Gambon's purpose and energy make sense of Davies's changing personae
and self-contradictions. At first, he is ingratiating; then, confronted
by Mick, he attempts to conspire against Aston. He will be intolerable
is he stays, but will fight eviction with whatever means comes to
hand.
Michael Gambon and Douglas
Hodge
photo Ivan Kyncl |
As Mick, the builder-landlord who refuses to turn
against his wounded brother, Rupert Graves is less witty than the
original Alan Bates (also filmed alongside Pleasence). The dazzling
speeches of Acts Two and Three are delivered as rapid-fire bullying,
always directed at Davies rather than at the audience. There is
narcissism here, but it is that of the character, not of an actor
giving a flamboyant performance; the final outburst has been prepared
for by the early brittleness. Graves also turns Mick into a convincing
version of an historic type the good-looking working-class boy on
the make in the social and economic flux of the early 1960s.
Aston offers other difficulties. Aside from the long speech that
closes Act Two, he has little to say, and yet he is essential to
the play's concluding note of warped optimism. Though Aston's generosity
and trust are both betrayed, they are also obscurely rewarded; the
struggle with Davies had a galvanising effect, and it is Aston,
roused from near-catatonic stupor, who finally forces Davies to
leave. Hodge gives admirable shape to the role from beginning to
end.
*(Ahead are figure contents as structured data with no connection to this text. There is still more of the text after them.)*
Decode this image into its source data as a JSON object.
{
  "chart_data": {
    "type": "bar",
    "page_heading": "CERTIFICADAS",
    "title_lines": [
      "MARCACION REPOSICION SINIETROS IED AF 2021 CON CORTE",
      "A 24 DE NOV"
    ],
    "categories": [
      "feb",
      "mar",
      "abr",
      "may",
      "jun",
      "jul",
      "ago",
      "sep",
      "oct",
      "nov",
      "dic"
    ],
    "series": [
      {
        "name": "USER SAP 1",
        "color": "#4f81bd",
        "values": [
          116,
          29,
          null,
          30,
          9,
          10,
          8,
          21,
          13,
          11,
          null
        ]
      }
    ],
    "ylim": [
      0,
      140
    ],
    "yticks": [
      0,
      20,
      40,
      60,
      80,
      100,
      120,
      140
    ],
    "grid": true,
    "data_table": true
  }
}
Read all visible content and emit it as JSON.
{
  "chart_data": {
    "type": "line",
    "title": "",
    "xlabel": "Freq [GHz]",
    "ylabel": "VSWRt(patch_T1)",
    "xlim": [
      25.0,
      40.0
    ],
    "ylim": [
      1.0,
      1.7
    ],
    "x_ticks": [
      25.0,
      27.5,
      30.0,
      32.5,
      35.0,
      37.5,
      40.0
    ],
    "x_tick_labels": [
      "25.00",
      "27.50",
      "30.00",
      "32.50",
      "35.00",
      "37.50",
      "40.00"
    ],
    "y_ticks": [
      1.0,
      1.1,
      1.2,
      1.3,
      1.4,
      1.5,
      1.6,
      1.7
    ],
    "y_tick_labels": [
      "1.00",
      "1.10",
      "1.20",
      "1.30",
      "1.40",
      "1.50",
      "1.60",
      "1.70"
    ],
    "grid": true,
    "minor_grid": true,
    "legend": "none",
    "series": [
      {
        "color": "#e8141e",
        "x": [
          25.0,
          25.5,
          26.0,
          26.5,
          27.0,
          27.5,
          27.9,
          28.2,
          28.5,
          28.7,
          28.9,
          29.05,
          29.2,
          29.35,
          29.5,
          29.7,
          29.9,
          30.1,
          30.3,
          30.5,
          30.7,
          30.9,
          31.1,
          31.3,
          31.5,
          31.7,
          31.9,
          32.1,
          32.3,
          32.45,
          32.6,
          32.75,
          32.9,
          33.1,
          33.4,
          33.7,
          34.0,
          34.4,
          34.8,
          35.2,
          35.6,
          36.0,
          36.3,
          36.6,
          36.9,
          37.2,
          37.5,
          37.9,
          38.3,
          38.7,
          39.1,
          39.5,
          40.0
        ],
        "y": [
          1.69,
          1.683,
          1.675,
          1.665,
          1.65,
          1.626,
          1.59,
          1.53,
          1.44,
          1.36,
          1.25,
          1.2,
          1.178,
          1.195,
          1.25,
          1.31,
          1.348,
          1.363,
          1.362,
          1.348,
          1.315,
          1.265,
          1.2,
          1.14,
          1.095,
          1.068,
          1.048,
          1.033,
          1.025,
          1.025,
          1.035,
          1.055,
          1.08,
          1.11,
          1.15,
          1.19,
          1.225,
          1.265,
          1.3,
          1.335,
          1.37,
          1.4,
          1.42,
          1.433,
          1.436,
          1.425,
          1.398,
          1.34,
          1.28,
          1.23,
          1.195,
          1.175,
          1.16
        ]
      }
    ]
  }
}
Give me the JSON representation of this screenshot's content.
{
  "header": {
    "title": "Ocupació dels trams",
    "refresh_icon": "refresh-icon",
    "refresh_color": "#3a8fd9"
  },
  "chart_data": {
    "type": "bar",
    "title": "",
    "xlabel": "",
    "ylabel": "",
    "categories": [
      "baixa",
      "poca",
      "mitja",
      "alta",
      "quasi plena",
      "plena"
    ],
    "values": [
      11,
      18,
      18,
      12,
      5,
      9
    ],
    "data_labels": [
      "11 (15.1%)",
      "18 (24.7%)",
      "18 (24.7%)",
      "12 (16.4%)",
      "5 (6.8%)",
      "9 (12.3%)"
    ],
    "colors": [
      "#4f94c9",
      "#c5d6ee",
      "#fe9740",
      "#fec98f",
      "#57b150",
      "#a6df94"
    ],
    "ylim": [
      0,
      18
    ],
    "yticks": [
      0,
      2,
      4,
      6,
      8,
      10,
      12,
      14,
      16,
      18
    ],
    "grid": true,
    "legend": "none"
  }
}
His two failed anecdotes in Act One are absurd parodies of
male bonding over talk of women and drink, but Hodge makes them
work as signs that Aston wants to start talking and living again.
The acid test for a Mick-Aston partnership is that of the play's
denouement, which hinges on their final exchange, one of smiles
rather than of words. Hodge and Graves turn an enigmatic linguistic
pause into a convincing moment of physical drama in which their
brotherly trust is reaffirmed.
Theatricality is central to these characters' lives. Both the main
power struggle in The Caretaker and the less obvious struggles
to find love and fend off depression are fought with weapons of
rhetoric, impersonation and display. The three men struggle to occupy
space, build sets and dress up. They neither undermines the action,
nor highlights its artificiality. Rather, the play insists that
human life and aesthetics are inevitably tangled. The effect is
not to alienate the audience but to pull us in: to convince us that
theatre is a necessary forum in which to address moral and emotional
issues of significance. The Caretaker draws masterfully on
a modernist heritage: the bricolage, objets trouvés, stylisation,
bathos, difficulty and self-consciousness are all there. And in
this production we see how it unties a cerebral modernism with the
traditions of realism and of the well-made play the theatre in which
Pinter acted for the first of his five working decades.